To assess the efficacy and safety of incretin-based therapy in adults with type 2 diabetes based on randomized controlled trials published in peer-reviewed journals or as abstracts. DATA SOURCES: We searched MEDLINE (1966-May 20, 2007) and the Cochrane Central Register of Controlled Trials (second quarter, 2007) for English-language randomized controlled trials involving an incretin mimetic (glucagonlike peptide 1 [GLP-1] analogue) or enhancer (dipeptidyl peptidase 4 [DPP4] inhibitor). We also searched prescribing information, relevant Web sites, reference lists and citation sections of recovered articles, and abstracts presented at recent conferences. STUDY SELECTION: Randomized controlled trials were selected if they were at least 12 weeks in duration, compared incretin therapy with placebo or other diabetes medication, and reported hemoglobin A(1c) data in nonpregnant adults with type 2 diabetes. DATA EXTRACTION: Two reviewers independently assessed trials for inclusion and extracted data. Differences were resolved by consensus. Meta-analyses were conducted for several efficacy and safety outcomes.

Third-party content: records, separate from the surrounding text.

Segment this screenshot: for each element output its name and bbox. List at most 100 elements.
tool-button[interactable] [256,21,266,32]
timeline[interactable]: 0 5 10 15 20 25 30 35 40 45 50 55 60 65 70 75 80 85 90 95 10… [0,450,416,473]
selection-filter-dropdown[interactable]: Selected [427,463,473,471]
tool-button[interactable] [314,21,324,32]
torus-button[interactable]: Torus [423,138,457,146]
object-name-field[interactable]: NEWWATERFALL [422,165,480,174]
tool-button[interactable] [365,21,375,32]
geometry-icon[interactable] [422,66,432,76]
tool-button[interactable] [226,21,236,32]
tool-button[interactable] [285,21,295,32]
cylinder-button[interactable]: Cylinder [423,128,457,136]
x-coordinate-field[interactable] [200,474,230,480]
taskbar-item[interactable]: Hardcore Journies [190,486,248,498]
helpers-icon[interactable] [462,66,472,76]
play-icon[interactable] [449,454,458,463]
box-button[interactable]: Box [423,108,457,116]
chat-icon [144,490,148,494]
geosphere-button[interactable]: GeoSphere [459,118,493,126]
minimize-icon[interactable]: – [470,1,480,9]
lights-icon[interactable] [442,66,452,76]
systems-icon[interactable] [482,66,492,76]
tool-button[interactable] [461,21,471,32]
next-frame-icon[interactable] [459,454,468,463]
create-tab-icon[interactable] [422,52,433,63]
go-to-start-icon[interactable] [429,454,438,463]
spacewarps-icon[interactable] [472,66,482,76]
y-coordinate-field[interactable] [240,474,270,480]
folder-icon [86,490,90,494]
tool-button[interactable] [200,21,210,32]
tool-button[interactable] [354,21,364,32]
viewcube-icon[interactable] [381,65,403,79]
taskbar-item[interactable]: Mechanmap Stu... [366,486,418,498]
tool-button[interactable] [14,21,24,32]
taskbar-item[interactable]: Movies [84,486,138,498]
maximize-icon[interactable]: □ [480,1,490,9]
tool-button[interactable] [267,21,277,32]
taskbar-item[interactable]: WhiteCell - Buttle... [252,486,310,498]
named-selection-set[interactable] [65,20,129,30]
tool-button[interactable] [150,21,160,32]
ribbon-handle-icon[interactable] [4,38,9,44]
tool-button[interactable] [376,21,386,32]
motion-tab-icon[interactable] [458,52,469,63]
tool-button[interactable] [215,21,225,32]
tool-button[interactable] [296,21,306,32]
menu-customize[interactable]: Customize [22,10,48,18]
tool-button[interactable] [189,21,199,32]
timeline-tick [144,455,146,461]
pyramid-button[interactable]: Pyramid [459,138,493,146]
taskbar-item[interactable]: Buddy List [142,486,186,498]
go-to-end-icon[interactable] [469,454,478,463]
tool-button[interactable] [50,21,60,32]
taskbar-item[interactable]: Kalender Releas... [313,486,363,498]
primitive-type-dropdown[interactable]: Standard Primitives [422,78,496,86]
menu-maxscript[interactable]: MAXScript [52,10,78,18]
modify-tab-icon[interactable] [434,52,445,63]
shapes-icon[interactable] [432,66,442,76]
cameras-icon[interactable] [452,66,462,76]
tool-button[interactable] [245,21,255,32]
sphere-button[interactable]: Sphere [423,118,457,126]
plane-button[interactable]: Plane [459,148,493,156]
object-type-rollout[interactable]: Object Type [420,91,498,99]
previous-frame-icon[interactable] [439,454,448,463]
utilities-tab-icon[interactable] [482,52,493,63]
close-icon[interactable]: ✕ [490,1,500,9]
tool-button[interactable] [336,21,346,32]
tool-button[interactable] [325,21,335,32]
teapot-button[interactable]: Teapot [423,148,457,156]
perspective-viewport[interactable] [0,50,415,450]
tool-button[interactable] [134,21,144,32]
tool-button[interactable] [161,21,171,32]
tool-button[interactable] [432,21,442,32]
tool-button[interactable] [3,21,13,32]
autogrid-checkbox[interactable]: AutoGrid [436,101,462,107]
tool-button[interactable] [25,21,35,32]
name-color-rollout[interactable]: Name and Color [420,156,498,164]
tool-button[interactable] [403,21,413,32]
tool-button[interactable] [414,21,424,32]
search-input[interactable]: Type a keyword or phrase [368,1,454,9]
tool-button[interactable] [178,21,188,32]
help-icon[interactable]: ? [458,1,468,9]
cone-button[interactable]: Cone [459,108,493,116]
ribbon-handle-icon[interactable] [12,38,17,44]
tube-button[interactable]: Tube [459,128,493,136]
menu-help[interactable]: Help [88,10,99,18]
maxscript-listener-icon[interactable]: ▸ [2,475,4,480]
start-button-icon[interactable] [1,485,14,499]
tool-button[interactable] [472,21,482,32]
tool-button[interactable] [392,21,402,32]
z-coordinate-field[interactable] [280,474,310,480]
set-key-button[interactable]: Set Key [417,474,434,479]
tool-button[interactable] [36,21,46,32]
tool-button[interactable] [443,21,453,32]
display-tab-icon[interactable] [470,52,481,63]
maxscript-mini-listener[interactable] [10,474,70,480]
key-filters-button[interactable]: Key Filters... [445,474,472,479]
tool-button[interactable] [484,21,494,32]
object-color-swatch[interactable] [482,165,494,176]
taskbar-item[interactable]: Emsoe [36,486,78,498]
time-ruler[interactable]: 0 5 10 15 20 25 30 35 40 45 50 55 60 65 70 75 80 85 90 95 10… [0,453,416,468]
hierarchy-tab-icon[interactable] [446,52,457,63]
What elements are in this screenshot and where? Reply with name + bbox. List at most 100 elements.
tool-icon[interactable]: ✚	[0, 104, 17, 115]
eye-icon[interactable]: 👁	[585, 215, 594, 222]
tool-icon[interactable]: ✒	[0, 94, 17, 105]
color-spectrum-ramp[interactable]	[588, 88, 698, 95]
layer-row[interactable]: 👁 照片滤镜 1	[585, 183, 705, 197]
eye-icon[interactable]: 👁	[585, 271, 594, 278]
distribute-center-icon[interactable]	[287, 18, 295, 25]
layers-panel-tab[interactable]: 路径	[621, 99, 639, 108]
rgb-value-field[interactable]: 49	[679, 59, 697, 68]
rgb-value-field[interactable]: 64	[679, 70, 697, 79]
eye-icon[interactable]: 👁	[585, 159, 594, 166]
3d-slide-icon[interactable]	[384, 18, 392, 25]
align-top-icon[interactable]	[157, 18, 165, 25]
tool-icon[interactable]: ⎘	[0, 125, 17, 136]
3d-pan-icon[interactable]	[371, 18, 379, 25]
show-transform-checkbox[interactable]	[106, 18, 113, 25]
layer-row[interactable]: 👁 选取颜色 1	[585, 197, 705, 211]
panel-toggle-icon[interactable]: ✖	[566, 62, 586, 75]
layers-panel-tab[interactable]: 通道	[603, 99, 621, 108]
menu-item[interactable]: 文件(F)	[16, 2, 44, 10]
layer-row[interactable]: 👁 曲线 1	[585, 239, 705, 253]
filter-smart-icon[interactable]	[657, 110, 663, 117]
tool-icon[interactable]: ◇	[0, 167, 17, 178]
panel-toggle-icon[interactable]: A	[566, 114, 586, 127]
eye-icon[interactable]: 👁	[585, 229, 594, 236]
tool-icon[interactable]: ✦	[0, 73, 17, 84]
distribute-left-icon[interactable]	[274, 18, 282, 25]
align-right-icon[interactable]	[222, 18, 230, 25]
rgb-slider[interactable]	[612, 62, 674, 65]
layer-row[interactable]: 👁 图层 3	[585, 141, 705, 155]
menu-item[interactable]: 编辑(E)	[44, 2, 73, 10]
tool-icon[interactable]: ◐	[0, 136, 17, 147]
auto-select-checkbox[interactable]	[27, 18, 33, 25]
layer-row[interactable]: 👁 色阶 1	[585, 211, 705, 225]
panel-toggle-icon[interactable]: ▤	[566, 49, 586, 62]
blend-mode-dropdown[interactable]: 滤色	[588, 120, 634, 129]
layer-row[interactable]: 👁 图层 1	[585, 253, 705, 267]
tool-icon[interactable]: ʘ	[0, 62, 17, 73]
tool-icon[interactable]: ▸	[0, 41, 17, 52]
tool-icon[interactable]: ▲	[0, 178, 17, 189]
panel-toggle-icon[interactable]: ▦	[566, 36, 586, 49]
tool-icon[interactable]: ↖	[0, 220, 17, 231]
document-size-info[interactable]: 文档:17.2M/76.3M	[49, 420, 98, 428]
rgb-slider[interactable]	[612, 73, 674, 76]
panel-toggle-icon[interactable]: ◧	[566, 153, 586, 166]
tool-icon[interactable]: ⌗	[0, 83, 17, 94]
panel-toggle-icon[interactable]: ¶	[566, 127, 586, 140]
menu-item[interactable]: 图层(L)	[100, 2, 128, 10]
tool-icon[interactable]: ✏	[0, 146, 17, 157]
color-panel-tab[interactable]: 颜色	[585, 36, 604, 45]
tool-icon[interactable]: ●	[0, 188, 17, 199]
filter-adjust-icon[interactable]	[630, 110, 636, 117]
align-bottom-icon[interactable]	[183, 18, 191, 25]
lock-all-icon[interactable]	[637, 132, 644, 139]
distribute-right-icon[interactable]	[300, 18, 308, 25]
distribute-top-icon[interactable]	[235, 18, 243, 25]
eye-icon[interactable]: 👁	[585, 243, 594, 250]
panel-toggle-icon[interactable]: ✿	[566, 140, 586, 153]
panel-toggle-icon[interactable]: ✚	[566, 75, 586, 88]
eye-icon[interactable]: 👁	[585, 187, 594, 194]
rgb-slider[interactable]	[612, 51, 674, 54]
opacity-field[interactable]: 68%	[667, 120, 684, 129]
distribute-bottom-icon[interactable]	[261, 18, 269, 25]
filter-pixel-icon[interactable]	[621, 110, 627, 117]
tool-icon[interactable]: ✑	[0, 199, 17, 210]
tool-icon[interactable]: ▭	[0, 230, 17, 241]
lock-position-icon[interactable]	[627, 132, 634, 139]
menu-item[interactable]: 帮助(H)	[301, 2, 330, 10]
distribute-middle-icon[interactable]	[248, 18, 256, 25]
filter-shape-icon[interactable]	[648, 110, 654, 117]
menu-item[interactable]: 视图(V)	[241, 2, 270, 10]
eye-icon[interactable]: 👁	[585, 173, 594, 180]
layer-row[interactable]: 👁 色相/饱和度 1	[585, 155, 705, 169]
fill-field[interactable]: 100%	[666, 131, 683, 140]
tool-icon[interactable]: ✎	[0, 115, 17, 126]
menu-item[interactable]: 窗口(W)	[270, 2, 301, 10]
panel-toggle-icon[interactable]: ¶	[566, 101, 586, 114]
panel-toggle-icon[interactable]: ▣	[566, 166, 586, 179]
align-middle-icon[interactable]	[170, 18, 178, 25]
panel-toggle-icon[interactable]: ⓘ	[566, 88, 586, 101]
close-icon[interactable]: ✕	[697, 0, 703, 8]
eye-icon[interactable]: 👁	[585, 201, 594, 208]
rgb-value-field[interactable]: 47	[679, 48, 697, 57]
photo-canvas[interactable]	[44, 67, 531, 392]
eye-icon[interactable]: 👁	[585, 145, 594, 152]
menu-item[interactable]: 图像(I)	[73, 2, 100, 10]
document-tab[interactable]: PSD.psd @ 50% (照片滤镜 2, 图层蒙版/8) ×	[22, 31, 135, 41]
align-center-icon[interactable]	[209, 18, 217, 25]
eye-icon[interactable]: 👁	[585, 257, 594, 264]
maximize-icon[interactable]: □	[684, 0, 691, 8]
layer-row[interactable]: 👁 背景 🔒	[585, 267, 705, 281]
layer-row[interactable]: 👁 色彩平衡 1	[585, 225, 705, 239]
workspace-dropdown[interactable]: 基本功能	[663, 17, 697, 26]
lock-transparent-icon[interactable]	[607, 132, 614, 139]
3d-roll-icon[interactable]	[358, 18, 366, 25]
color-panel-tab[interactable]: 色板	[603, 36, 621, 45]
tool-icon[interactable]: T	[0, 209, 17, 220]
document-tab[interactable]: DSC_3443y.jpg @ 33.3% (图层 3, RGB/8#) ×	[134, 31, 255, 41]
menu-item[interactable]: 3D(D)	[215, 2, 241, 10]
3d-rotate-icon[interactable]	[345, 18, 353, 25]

Of 355 potentially relevant articles identified, 51 were retrieved for detailed evaluation and 29 met the inclusion criteria. Incretins lowered hemoglobin A(1c) compared with placebo (weighted mean difference, -0.97% [95% confidence interval {CI}, -1.13% to -0.81%] for GLP-1 analogues and -0.74% [95% CI, -0.85% to -0.62%] for DPP4 inhibitors) and were noninferior to other hypoglycemic agents. Glucagonlike peptide 1 analogues resulted in weight loss (1.4 kg and 4.8 kg vs placebo and insulin, respectively) while DPP4 inhibitors were weight neutral. Glucagonlike peptide 1 analogues had more gastrointestinal side effects (risk ratio, 2.9 [95% CI, 2.0-4.2] for nausea and 3.2 [95% CI, 2.5-4.4] for vomiting). Dipeptidyl peptidase 4 inhibitors had an increased risk of infection (risk ratio, 1.2 [95% CI, 1.0-1.4] for nasopharyngitis and 1.5 [95% CI, 1.0-2.2] for urinary tract infection) and headache (risk ratio, 1.4 [95% CI, 1.1-1.7]). All but 3 trials had a 30-week or shorter duration; thus, long-term efficacy and safety could not be evaluated.